/kiva-machine-learning

This project details our (Joshua Hutcheson, Mohamed Salad, and Jacob Krevat) on what would be the best way to help Kiva with their goal of providing aid to regions that need it.

Primary LanguageJupyter Notebook

This project details our (Joshua Hutcheson, Mohamed Salad, and Jacob Krevat) on what would be the best way to help Kiva with their goal of providing aid to regions that need it. Kiva.org is an online crowdfunding platform to extend financial services to poor and financially excluded people around the world. Kiva lenders have provided over $1 billion dollars in loans to over 2 million people. In order to set investment priorities, help inform lenders, and understand their target communities, knowing the level of poverty of each borrower is critical. However, this requires inference based on a limited set of information for each borrower. In Kaggle Datasets' inaugural Data Science for Good challenge, Kiva is inviting the Kaggle community to help them build more localized models to estimate the poverty levels of residents in the regions where Kiva has active loans. Unlike traditional machine learning competitions with rigid evaluation criteria, participants will develop their own creative approaches to addressing the objective. Instead of making a prediction file as in a supervised machine learning problem, submissions in this challenge will take the form of Python and/or R data analyses using Kernels, Kaggle's hosted Jupyter Notebooks-based workbench. Kiva has provided a dataset of loans issued over the last two years, and participants are invited to use this data as well as source external public datasets to help Kiva build models for assessing borrower welfare levels. Participants will write kernels on this dataset to submit as solutions to this objective and five winners will be selected by Kiva judges at the close of the event. In addition, awards will be made to encourage public code and data sharing. With a stronger understanding of their borrowers and their poverty levels, Kiva will be able to better assess and maximize the impact of their work. The sections that follow describe in more detail how to participate, win, and use available resources to make a contribution towards helping Kiva better understand and help entrepreneurs around the world.

Problem Statement

For the locations in which Kiva has active loans, your objective is to pair Kiva's data with additional data sources to estimate the welfare level of borrowers in specific regions, based on shared economic and demographic characteristics.

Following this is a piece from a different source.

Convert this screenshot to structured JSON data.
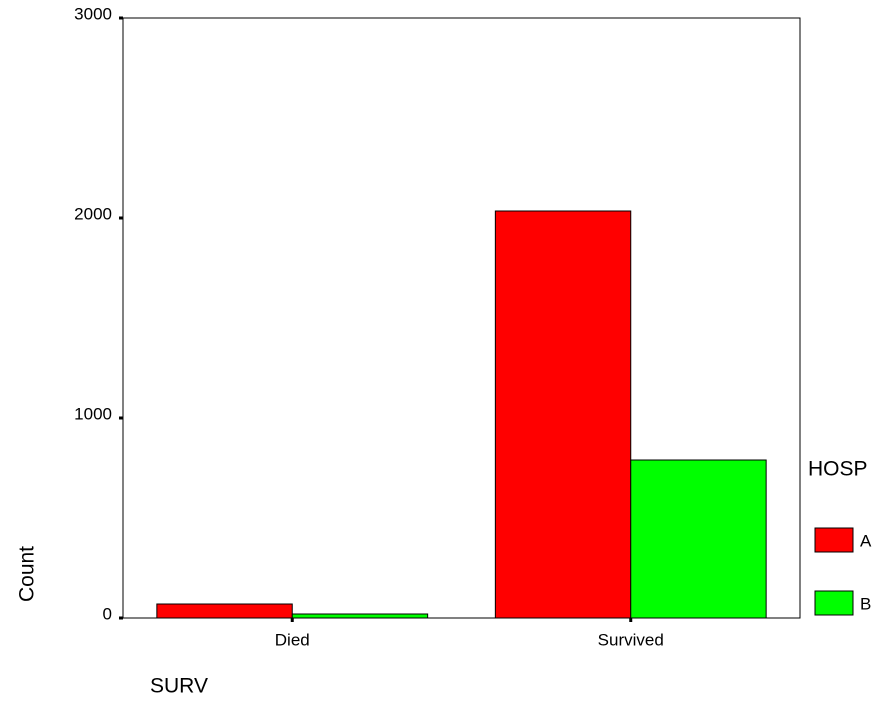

A good solution would connect the features of each loan or product to one of several poverty mapping datasets, which indicate the average level of welfare in a region on as granular a level as possible. Many datasets indicate the poverty rate in a given area, with varying levels of granularity. Kiva would like to be able to disaggregate these regional averages by gender, sector, or borrowing behavior in order to estimate a Kiva borrower’s level of welfare using all of the relevant information about them. Strong submissions will attempt to map vaguely described locations to more accurate geocodes.

Kernels submitted will be evaluated based on the following criteria:

  1. Localization - How well does a submission account for highly localized borrower situations? Leveraging a variety of external datasets and successfully building them into a single submission will be crucial.
  2. Execution - Submissions should be efficiently built and clearly explained so that Kiva’s team can readily employ them in their impact calculations.
  3. Ingenuity - While there are many best practices to learn from in the field, there is no one way of using data to assess welfare levels. It’s a challenging, nuanced field and participants should experiment with new methods and diverse datasets.